This valve is leaking from the area shown.

I tried unscrewing the valve but it wouldn't budge. The pipe it's connected to is 60 years old, so I need to be gentle. What's the safest way to take it off?

Option B is to change the stem. Most valves I've seen have a single nut that holds the stem in, but this one has two. Tightening the second nut shown by the arrow eliminated the leak but then the handle won't turn at all.

Which stem do I need to replace the one I have?

enter image description here

  • 1
    Looks old an rough enough that it might not be a bad idea to just replace it. You'll have to cut the water to do work on the stem anyway, and cut-offs are relatively cheap.
    – Comintern
    Commented Jul 30, 2015 at 0:16

1 Answer 1


Looks like it says "BRASS" on it, I'd guess American Brass. Identify your stem, here.

It may not leak anymore if you have tightened it, but now you need to loosen it a little to let it operate. I appreciate your need to be gentile, but I'd swap the entire valve out. One thing though, is that nipple NPT? It kinda looks like machine thread.

Safest way to take it off is to 'back-it-up' by using a pipe wrench on the nipple and an adjustable wrench on the valve.

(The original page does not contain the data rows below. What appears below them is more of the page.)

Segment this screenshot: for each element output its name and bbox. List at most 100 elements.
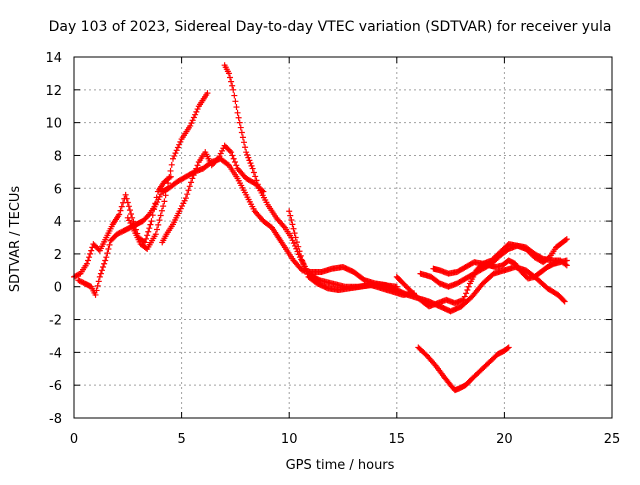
data-point [243, 149, 250, 156]
data-point [464, 287, 471, 294]
x-tick-label: 25 [604, 432, 621, 447]
data-point [87, 250, 94, 257]
data-point [152, 231, 159, 238]
series-arc-4 [159, 142, 267, 246]
data-point [289, 237, 296, 244]
data-point [156, 217, 163, 224]
data-point [295, 243, 302, 250]
data-point [299, 257, 306, 264]
data-point [290, 240, 297, 247]
data-point [247, 160, 254, 167]
series-arc-8 [417, 242, 570, 290]
data-point [188, 179, 195, 186]
data-point [84, 257, 91, 264]
data-point [252, 173, 259, 180]
y-tick-label: 8 [54, 149, 62, 164]
data-point [162, 192, 169, 199]
data-point [465, 283, 472, 290]
data-point [244, 151, 251, 158]
data-point [168, 161, 175, 168]
data-point [254, 181, 261, 188]
data-point [194, 106, 201, 113]
data-point [297, 252, 304, 259]
data-point [116, 211, 123, 218]
data-point [290, 225, 297, 232]
data-point [239, 134, 246, 141]
y-tick-label: -8 [49, 412, 62, 427]
data-point [98, 267, 105, 274]
data-point [128, 222, 135, 229]
data-point [127, 220, 134, 227]
data-point [461, 293, 468, 300]
data-point [186, 183, 193, 190]
data-point [148, 218, 155, 225]
y-tick-label: 4 [54, 215, 62, 230]
gridlines [74, 57, 612, 418]
series-arc-10 [415, 344, 512, 394]
data-point [292, 234, 299, 241]
data-points [71, 62, 570, 394]
data-point [249, 165, 256, 172]
data-point [106, 241, 113, 248]
y-tick-label: 0 [54, 281, 62, 296]
x-tick-label: 5 [177, 432, 185, 447]
data-point [161, 198, 168, 205]
x-axis-label: GPS time / hours [286, 458, 395, 473]
data-point [231, 92, 238, 99]
data-point [300, 260, 307, 267]
data-point [184, 191, 191, 198]
axis-ticks: 0 5 10 15 20 25 -8 -6 -4 -2 0 2 4 6 8 10 12 14 [45, 51, 620, 447]
plot-frame [73, 56, 613, 419]
data-point [172, 150, 179, 157]
data-point [237, 124, 244, 131]
y-tick-label: 12 [45, 84, 62, 99]
data-point [154, 226, 161, 233]
data-point [233, 162, 240, 169]
data-point [250, 169, 257, 176]
data-point [104, 250, 111, 257]
y-axis-label: SDTVAR / TECUs [8, 186, 23, 293]
series-arc-5 [221, 62, 400, 290]
data-point [225, 70, 232, 77]
data-point [103, 254, 110, 261]
data-point [155, 221, 162, 228]
data-point [561, 298, 568, 305]
data-point [167, 167, 174, 174]
series-arc-6 [286, 208, 418, 298]
data-point [126, 217, 133, 224]
data-point [165, 180, 172, 187]
data-point [156, 193, 163, 200]
data-point [124, 214, 131, 221]
data-point [227, 74, 234, 81]
data-point [177, 138, 184, 145]
data-point [289, 221, 296, 228]
y-tick-label: -6 [49, 379, 62, 394]
data-point [286, 208, 293, 215]
data-point [291, 230, 298, 237]
data-point [192, 111, 199, 118]
data-point [217, 150, 224, 157]
data-point [235, 114, 242, 121]
data-point [145, 212, 152, 219]
y-tick-label: 10 [45, 117, 62, 132]
data-point [173, 147, 180, 154]
data-point [204, 90, 211, 97]
data-point [228, 149, 235, 156]
data-point [236, 119, 243, 126]
data-point [179, 202, 186, 209]
data-point [301, 262, 308, 269]
data-point [185, 187, 192, 194]
data-point [160, 203, 167, 210]
data-point [562, 261, 569, 268]
data-point [234, 109, 241, 116]
data-point [229, 82, 236, 89]
data-point [253, 177, 260, 184]
data-point [154, 199, 161, 206]
data-point [302, 265, 309, 272]
data-point [117, 207, 124, 214]
data-point [248, 162, 255, 169]
data-point [146, 225, 153, 232]
data-point [180, 200, 187, 207]
data-point [228, 78, 235, 85]
data-point [245, 154, 252, 161]
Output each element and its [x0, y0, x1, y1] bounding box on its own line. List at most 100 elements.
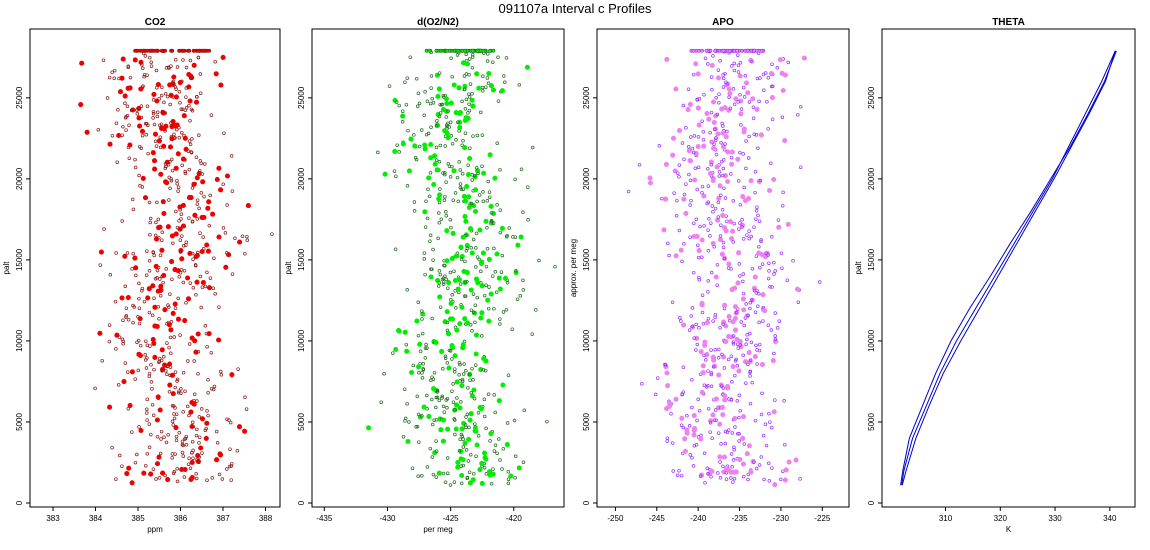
data-point [144, 273, 149, 278]
data-point [768, 420, 772, 424]
data-point [753, 310, 758, 314]
data-point [434, 158, 439, 162]
data-point [405, 184, 410, 188]
data-point [772, 260, 776, 265]
data-point [716, 372, 722, 378]
data-point [434, 124, 439, 128]
data-point [493, 410, 497, 415]
data-point [137, 425, 141, 429]
data-point [382, 371, 386, 376]
data-point [431, 247, 435, 252]
data-point [434, 72, 440, 78]
data-point [221, 226, 226, 230]
data-point [147, 259, 152, 263]
data-point [191, 424, 195, 429]
data-point [496, 398, 502, 404]
data-point [700, 363, 706, 369]
data-point [450, 293, 454, 297]
data-point [436, 470, 442, 476]
data-point [128, 75, 133, 80]
data-point [185, 404, 190, 409]
data-point [418, 349, 423, 354]
data-point [441, 367, 445, 371]
data-point [235, 449, 240, 453]
data-point [729, 236, 735, 242]
data-point [448, 100, 454, 106]
data-point [141, 470, 147, 476]
data-point [107, 323, 112, 327]
data-point [179, 256, 185, 262]
data-point [236, 424, 243, 430]
data-point [163, 91, 168, 96]
data-point [466, 163, 470, 167]
data-point [411, 363, 416, 368]
data-point [223, 264, 229, 270]
data-point [732, 102, 737, 107]
data-point [198, 159, 203, 163]
data-point [155, 81, 161, 88]
data-point [142, 299, 147, 304]
data-point [175, 377, 180, 382]
data-point [459, 426, 465, 432]
data-point [428, 274, 434, 280]
data-point [230, 189, 235, 193]
data-point [796, 112, 800, 117]
data-point [155, 268, 160, 273]
data-point [180, 130, 184, 135]
data-point [143, 121, 148, 126]
data-point [450, 230, 456, 236]
y-tick-label: 0 [867, 500, 876, 505]
data-point [486, 256, 492, 262]
data-point [204, 242, 210, 248]
data-point [162, 100, 166, 105]
data-point [186, 462, 191, 466]
data-point [453, 408, 457, 412]
data-point [777, 57, 783, 63]
x-tick-label: 383 [46, 514, 60, 523]
data-point [746, 350, 752, 356]
data-point [463, 280, 468, 285]
data-point [395, 143, 399, 147]
data-point [682, 157, 686, 162]
data-point [212, 256, 216, 260]
data-point [522, 408, 527, 413]
data-point [412, 209, 417, 213]
data-point [152, 367, 156, 372]
data-point [107, 339, 112, 344]
data-point [451, 400, 456, 404]
data-point [149, 380, 154, 384]
data-point [417, 341, 423, 347]
data-point [440, 102, 444, 107]
data-point [181, 454, 186, 458]
data-point [740, 296, 746, 302]
data-point [240, 234, 245, 239]
data-point [666, 241, 670, 246]
data-point [748, 301, 753, 305]
data-point [665, 439, 669, 443]
data-point [145, 356, 149, 360]
data-point [449, 298, 453, 302]
data-point [491, 467, 495, 471]
data-point [691, 233, 697, 240]
data-point [198, 91, 203, 95]
data-point [211, 387, 216, 392]
data-point [175, 65, 180, 69]
data-point [422, 113, 426, 118]
x-tick-label: -250 [607, 514, 624, 523]
data-point [750, 266, 755, 271]
data-point [534, 308, 538, 312]
data-point [773, 334, 777, 338]
data-point [679, 319, 683, 323]
data-point [440, 438, 446, 444]
data-point [137, 306, 142, 310]
data-point [140, 286, 145, 291]
data-point [107, 141, 113, 147]
data-point [207, 48, 212, 53]
data-point [457, 405, 463, 411]
data-point [721, 73, 725, 77]
data-point [717, 100, 721, 105]
data-point [704, 110, 710, 116]
data-point [112, 76, 116, 81]
x-tick-label: -240 [690, 514, 707, 523]
data-point [433, 339, 439, 346]
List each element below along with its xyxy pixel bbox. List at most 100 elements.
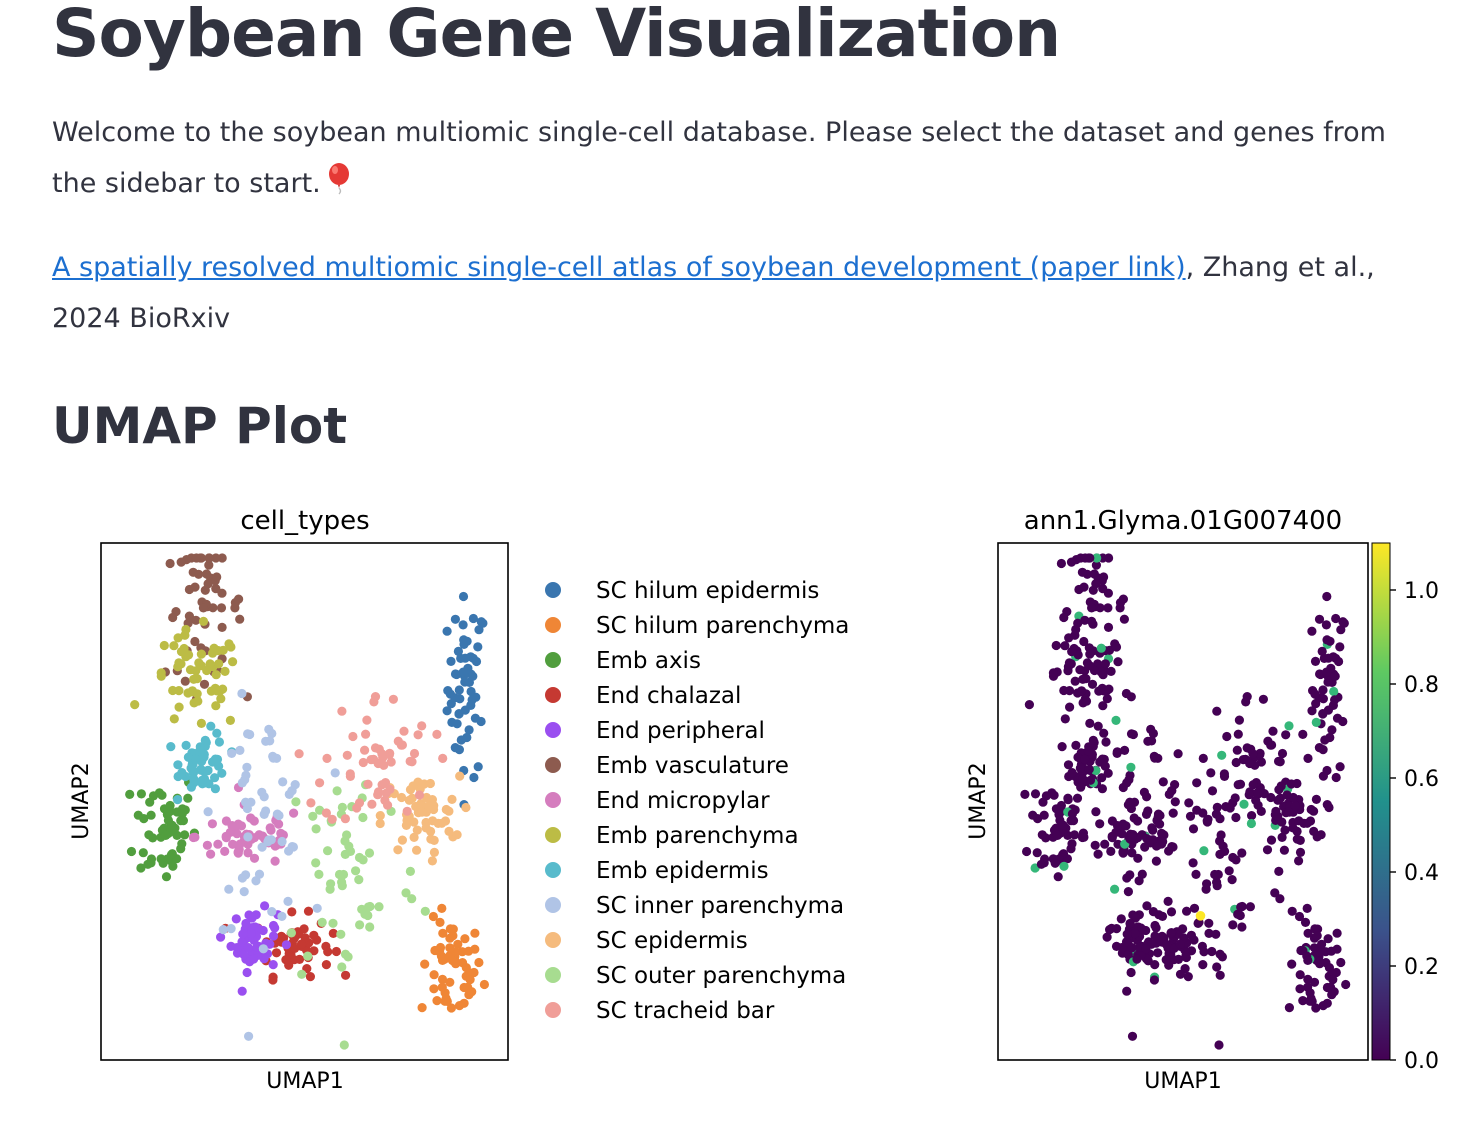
right-point: [1183, 972, 1193, 982]
left-point: [211, 553, 221, 563]
right-point: [1206, 768, 1216, 778]
left-point: [237, 937, 247, 947]
right-point: [1198, 753, 1208, 763]
right-point: [1184, 798, 1194, 808]
left-point: [321, 808, 331, 818]
right-point: [1163, 896, 1173, 906]
legend-marker: [545, 792, 561, 808]
right-point: [1118, 848, 1128, 858]
right-point: [1081, 696, 1092, 706]
right-point: [1113, 839, 1123, 849]
right-point: [1022, 846, 1032, 857]
right-point: [1295, 847, 1306, 857]
left-point: [218, 925, 228, 935]
right-point: [1093, 721, 1103, 731]
right-point: [1093, 849, 1103, 859]
left-point: [326, 879, 336, 889]
right-point: [1099, 728, 1109, 738]
left-point: [184, 611, 194, 621]
right-point: [1324, 802, 1334, 813]
colorbar-tick-label: 0.0: [1404, 1049, 1439, 1074]
left-point: [327, 814, 337, 824]
legend-marker: [545, 757, 561, 773]
left-point: [235, 745, 245, 755]
right-point: [1077, 567, 1087, 577]
left-point: [217, 622, 227, 632]
right-point: [1252, 788, 1262, 798]
right-point: [1235, 779, 1246, 789]
left-point: [370, 692, 381, 702]
left-point: [207, 819, 217, 829]
right-point: [1102, 694, 1112, 704]
right-ylabel: UMAP2: [966, 762, 991, 839]
left-point: [296, 939, 307, 949]
right-point: [1078, 774, 1088, 784]
right-point: [1307, 626, 1317, 636]
right-point: [1136, 924, 1147, 934]
left-point: [214, 659, 224, 669]
right-point: [1052, 830, 1063, 840]
right-point: [1215, 814, 1225, 824]
left-point: [337, 706, 347, 716]
right-point: [1326, 946, 1336, 956]
left-point: [268, 975, 278, 985]
left-point: [130, 700, 140, 710]
left-point: [174, 658, 184, 668]
right-point: [1339, 618, 1349, 628]
right-point: [1295, 984, 1305, 994]
right-point: [1024, 700, 1034, 710]
right-point: [1148, 728, 1158, 739]
left-point: [276, 931, 286, 941]
left-point: [158, 858, 168, 868]
left-point: [361, 729, 371, 739]
right-point: [1060, 714, 1070, 724]
legend-marker: [545, 862, 561, 878]
left-point: [237, 986, 247, 996]
right-point: [1274, 866, 1284, 876]
left-point: [448, 931, 458, 941]
legend-marker: [545, 617, 561, 633]
right-point: [1121, 937, 1132, 947]
left-point: [397, 835, 407, 845]
left-point: [220, 846, 230, 856]
right-point: [1064, 658, 1074, 668]
left-point: [385, 748, 395, 758]
left-point: [456, 735, 466, 745]
left-point: [231, 914, 241, 924]
right-point: [1127, 832, 1137, 842]
right-point: [1327, 725, 1337, 735]
right-point: [1058, 820, 1068, 830]
left-point: [277, 836, 287, 847]
right-point: [1309, 806, 1319, 816]
left-point: [478, 618, 488, 628]
left-point: [286, 928, 296, 938]
right-point: [1335, 762, 1345, 772]
left-point: [397, 792, 407, 803]
left-point: [198, 616, 209, 626]
left-point: [354, 852, 365, 863]
left-point: [288, 842, 298, 852]
right-point: [1137, 869, 1147, 879]
left-point: [365, 922, 375, 932]
left-point: [206, 849, 216, 859]
left-point: [217, 553, 227, 563]
left-point: [426, 834, 436, 844]
left-point: [259, 809, 269, 819]
right-point: [1207, 786, 1218, 796]
left-point: [473, 762, 483, 772]
right-point: [1071, 624, 1081, 635]
left-point: [355, 920, 365, 930]
left-point: [450, 743, 460, 753]
legend-marker: [545, 827, 561, 843]
left-point: [446, 1003, 456, 1013]
left-point: [438, 753, 448, 763]
right-point: [1075, 665, 1085, 675]
left-point: [432, 996, 442, 1006]
section-title: UMAP Plot: [52, 397, 348, 455]
left-point: [336, 929, 346, 939]
paper-link[interactable]: A spatially resolved multiomic single-ce…: [52, 252, 1186, 283]
left-point: [271, 948, 282, 958]
left-point: [237, 778, 247, 788]
right-point: [1204, 918, 1214, 928]
right-point: [1147, 736, 1157, 746]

If you collapse the nipple with a pipe wench, it was about time to swap it all out anyway.

Backing it up, keeps the tension between the nipple and the valve, and doesn't let the rest of the piping spin.

Don't care, just want it to work and not leak: lock it down in the 'on' position.

Small leaks plug themselves. Relieve some of the tension on the packing nut, put a pan under it and see if it stops in a few days.

  • not sure if it's ntp, you see as much as i do ) Commented Jul 30, 2015 at 1:49
  • what's the best way to back-it-up when undoing the entire valve? in other words which tool will grab onto the pipe the best while damaging it the least. Commented Jul 30, 2015 at 1:50
  • @jayshilling A strap wrench on the pipe I guess, but I seldom use them and I doubt they'd even work on a half inch pipe with the amount of force you're going to use; it'll just slip (that would be bad). As with all plumbing repairs, be prepared to bite the bullet and take it all the way back to the house's incoming water valve, or don't touch it. Also, small leaks plug themselves. Relieve some of the tension on the packing nut, put a pan under it and see if it stops in a few days.